The plot in La Moraleja arrives already complete: a dense stand of mature trees that the house is built to serve rather than to displace. The architecture begins by withdrawing. Pale, continuous surfaces within are calibrated to recede before the light the trees let fall.
The shape of the house is not invented; it is derived. The building regulations of La Moraleja — their setbacks, heights and limits — are worked until they yield a single low volume set transverse to the plot. Rather than close that volume, the project cuts a deep opening through its centre: a recessed threshold that crosses the full depth of the house and frames the garden to the south. The entrance is read through this void before the house is entered. The solid masses to either side hold the private rooms; the opening between them holds the shared life of the house and its relation to the trees.


The principal space occupies the centre of the house, set a little below the entrance and open on both faces to the garden. A single curved stair turns within it, the one free gesture in an otherwise orthogonal plan, present as a form to move around more than a route to climb. Travertine, lime render and pale timber hold the interior in one quiet register. Nothing on the surfaces asks to be looked at, so the gaze passes through the house, from one garden to the other, without resistance.




The orientation of the house is decided by the vegetation.
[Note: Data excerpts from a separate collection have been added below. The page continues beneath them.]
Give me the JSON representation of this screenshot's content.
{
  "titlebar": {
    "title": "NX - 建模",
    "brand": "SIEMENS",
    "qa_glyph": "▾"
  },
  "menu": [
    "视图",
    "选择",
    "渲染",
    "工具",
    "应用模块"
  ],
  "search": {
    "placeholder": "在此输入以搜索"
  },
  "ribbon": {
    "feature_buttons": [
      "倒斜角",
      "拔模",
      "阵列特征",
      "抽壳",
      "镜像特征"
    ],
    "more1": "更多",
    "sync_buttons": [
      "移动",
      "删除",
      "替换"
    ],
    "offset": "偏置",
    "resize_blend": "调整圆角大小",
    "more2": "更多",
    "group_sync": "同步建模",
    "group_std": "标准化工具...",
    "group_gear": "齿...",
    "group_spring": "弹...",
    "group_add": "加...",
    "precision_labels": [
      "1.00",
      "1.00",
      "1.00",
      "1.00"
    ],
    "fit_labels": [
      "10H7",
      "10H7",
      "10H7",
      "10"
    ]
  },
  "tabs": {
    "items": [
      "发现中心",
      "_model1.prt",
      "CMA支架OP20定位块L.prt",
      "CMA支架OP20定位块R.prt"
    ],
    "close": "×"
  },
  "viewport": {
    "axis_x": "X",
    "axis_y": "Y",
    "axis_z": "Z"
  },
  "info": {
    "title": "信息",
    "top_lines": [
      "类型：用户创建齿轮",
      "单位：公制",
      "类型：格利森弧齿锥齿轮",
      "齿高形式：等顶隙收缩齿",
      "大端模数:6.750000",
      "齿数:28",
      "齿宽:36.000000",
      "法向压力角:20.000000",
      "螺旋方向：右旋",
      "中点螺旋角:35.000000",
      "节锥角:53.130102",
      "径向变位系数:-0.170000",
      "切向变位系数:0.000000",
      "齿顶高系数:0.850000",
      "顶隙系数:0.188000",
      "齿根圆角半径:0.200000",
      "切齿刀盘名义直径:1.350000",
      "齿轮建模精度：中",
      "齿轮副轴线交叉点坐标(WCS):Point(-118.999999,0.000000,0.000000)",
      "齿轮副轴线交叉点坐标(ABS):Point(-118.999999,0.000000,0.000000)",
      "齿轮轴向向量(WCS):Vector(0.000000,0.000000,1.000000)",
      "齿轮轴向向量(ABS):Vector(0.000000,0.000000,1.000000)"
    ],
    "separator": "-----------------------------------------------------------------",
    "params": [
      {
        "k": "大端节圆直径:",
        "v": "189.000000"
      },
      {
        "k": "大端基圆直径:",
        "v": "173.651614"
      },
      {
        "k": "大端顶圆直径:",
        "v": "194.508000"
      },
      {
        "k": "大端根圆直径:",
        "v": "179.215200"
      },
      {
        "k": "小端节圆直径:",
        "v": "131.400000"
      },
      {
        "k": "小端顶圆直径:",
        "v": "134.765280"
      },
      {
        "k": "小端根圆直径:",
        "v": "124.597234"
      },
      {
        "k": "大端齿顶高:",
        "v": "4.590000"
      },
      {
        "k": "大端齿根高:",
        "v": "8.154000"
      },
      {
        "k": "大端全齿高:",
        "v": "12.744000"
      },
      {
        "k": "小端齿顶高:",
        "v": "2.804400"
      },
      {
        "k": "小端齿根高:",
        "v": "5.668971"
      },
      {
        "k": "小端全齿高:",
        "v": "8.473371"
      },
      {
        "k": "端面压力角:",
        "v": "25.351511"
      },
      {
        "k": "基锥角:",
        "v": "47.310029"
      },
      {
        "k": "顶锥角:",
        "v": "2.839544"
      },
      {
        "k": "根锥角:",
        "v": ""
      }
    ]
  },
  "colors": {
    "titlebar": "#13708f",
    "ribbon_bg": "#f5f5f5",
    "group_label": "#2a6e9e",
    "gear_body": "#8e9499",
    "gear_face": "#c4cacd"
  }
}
The principal glazing faces south into the densest part of the canopy, and the foliage filters the light before it reaches the rooms, changing its quality through the day and the year. The trees do the work a screen or a system would otherwise perform. Bedrooms and service spaces are held within the solid flanks; the living spaces, the stair and the pool are given to the green. The house is built so that the landscape, and not the architecture, is the first and the last thing seen from within.